Single-Dose Study of a Corticotropin-Releasing Factor Receptor-1 Antagonist in Women With 21-Hydroxylase Deficiency

• Published in: The journal of clinical endocrinology and metabolism Vol. 101; no. 3; pp. 1174 - 1180
• Main Authors: Turcu, Adina F, Spencer-Segal, Joanna L, Farber, Robert H, Luo, Rosa, Grigoriadis, Dimitri E, Ramm, Carole A, Madrigal, David, Muth, Tim, O'Brien, Christopher F, Auchus, Richard J
• Format: Journal Article
• Language: English
• Published: United States Endocrine Society 01.03.2016; Copyright by The Endocrine Society
• Subjects: 17-alpha-Hydroxyprogesterone - blood; Adrenal Hyperplasia, Congenital - drug therapy; Adrenal Hyperplasia, Congenital - metabolism; Adrenocorticotropic Hormone - blood; Adult; Azabicyclo Compounds - administration & dosage; Azabicyclo Compounds - adverse effects; Azabicyclo Compounds - pharmacokinetics; Dose-Response Relationship, Drug; Female; Humans; Middle Aged; Original; Oxadiazoles - administration & dosage; Oxadiazoles - adverse effects; Oxadiazoles - pharmacokinetics; Receptors, Corticotropin-Releasing Hormone - antagonists & inhibitors; Time Factors; Young Adult
• ISSN: 0021-972X; 1945-7197
• DOI: 10.1210/jc.2015-3574

Context: Treatment of 21-hydroxylase deficiency (21OHD) is difficult to optimize. Normalization of excessive ACTH and adrenal steroid production commonly requires supraphysiologic doses of glucocorticoids. Objectives: We evaluated the safety and tolerability of the selective corticotropin releasing factor type 1 (CRF1) receptor antagonist NBI-77860 in women with classic 21OHD and tested the hypothesis that CRF1 receptor blockade decreases early-morning ACTH and 17α-hydroxyprogesterone (17OHP) in these patients.

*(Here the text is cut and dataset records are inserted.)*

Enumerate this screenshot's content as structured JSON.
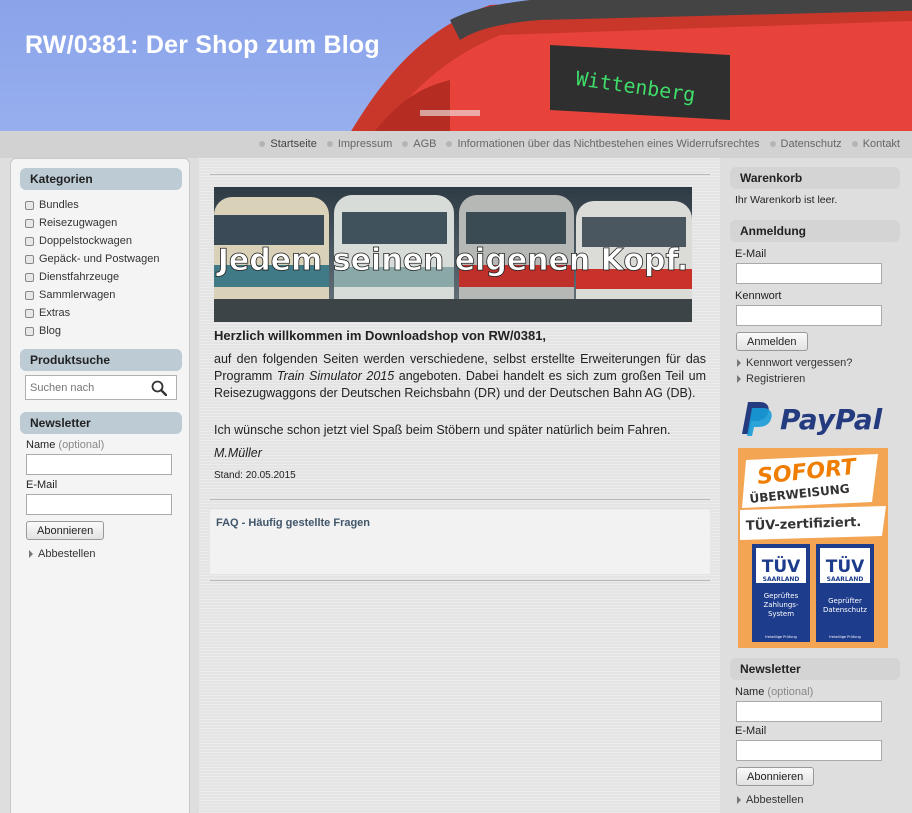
{
  "header": {
    "title": "RW/0381: Der Shop zum Blog",
    "train_destination": "Wittenberg"
  },
  "topnav": {
    "items": [
      {
        "label": "Startseite",
        "active": true
      },
      {
        "label": "Impressum"
      },
      {
        "label": "AGB"
      },
      {
        "label": "Informationen über das Nichtbestehen eines Widerrufsrechtes"
      },
      {
        "label": "Datenschutz"
      },
      {
        "label": "Kontakt"
      }
    ]
  },
  "left": {
    "categories_title": "Kategorien",
    "categories": [
      "Bundles",
      "Reisezugwagen",
      "Doppelstockwagen",
      "Gepäck- und Postwagen",
      "Dienstfahrzeuge",
      "Sammlerwagen",
      "Extras",
      "Blog"
    ],
    "search_title": "Produktsuche",
    "search_placeholder": "Suchen nach",
    "newsletter_title": "Newsletter",
    "name_label": "Name",
    "optional": "(optional)",
    "email_label": "E-Mail",
    "subscribe_button": "Abonnieren",
    "unsubscribe_link": "Abbestellen"
  },
  "main": {
    "banner_text": "Jedem seinen eigenen Kopf.",
    "welcome": "Herzlich willkommen im Downloadshop von RW/0381,",
    "intro_before": "auf den folgenden Seiten werden verschiedene, selbst erstellte Erweiterungen für das Programm ",
    "intro_product": "Train Simulator 2015",
    "intro_after": " angeboten. Dabei handelt es sich zum großen Teil um Reisezugwaggons der Deutschen Reichsbahn (DR) und der Deutschen Bahn AG (DB).",
    "wish": "Ich wünsche schon jetzt viel Spaß beim Stöbern und später natürlich beim Fahren.",
    "signature": "M.Müller",
    "stand": "Stand: 20.05.2015",
    "faq": "FAQ - Häufig gestellte Fragen"
  },
  "right": {
    "cart_title": "Warenkorb",
    "cart_status": "Ihr Warenkorb ist leer.",
    "login_title": "Anmeldung",
    "email_label": "E-Mail",
    "password_label": "Kennwort",
    "login_button": "Anmelden",
    "forgot_link": "Kennwort vergessen?",
    "register_link": "Registrieren",
    "paypal": "PayPal",
    "sofort": {
      "line1": "SOFORT",
      "line2": "ÜBERWEISUNG",
      "tuev": "TÜV-zertifiziert.",
      "seal_brand": "TÜV",
      "seal_region": "SAARLAND",
      "seal1": "Geprüftes Zahlungs-System",
      "seal2": "Geprüfter Datenschutz",
      "seal_small": "freiwillige Prüfung"
    },
    "newsletter_title": "Newsletter",
    "name_label": "Name",
    "optional": "(optional)",
    "subscribe_button": "Abonnieren",
    "unsubscribe_link": "Abbestellen"
  }
}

Participants: The study enrolled eight classic 21OHD females, ages 18–58 years, seen at a single tertiary referral university setting. Design: This was a phase Ib, single-blind, placebo-controlled, fixed-sequence, single-dose trial. During three treatment periods separated by 3-week washout intervals, patients sequentially received placebo, NBI-77860 300 mg, and NBI-77860 600 mg at 10 pm; glucocorticoid therapy was withheld for 20 hours. We evaluated ACTH, 17OHP, androstenedione, and testosterone as well as NBI-77860 pharmacokinetics over 24 hours. Results: Dose-dependent reductions of ACTH and/or 17OHP were observed in six of eight subjects. Relative to placebo, NBI-77860 led to an ACTH and 17OHP reduction by a mean of 43% and 0.7% for the 300 mg dose, respectively, and by 41% and 27% for the 600 mg dose, respectively. Both NBI-77860 doses were well tolerated. Conclusion: The meaningful reductions in ACTH and 17OHP following NBI-77860 dosing in 21OHD patients demonstrate target engagement and proof of principle in this disorder. These promising data provide a rationale for additional investigations of CRF1 receptor antagonists added to physiologic doses of hydrocortisone and fludrocortisone acetate for the treatment of classic 21OHD.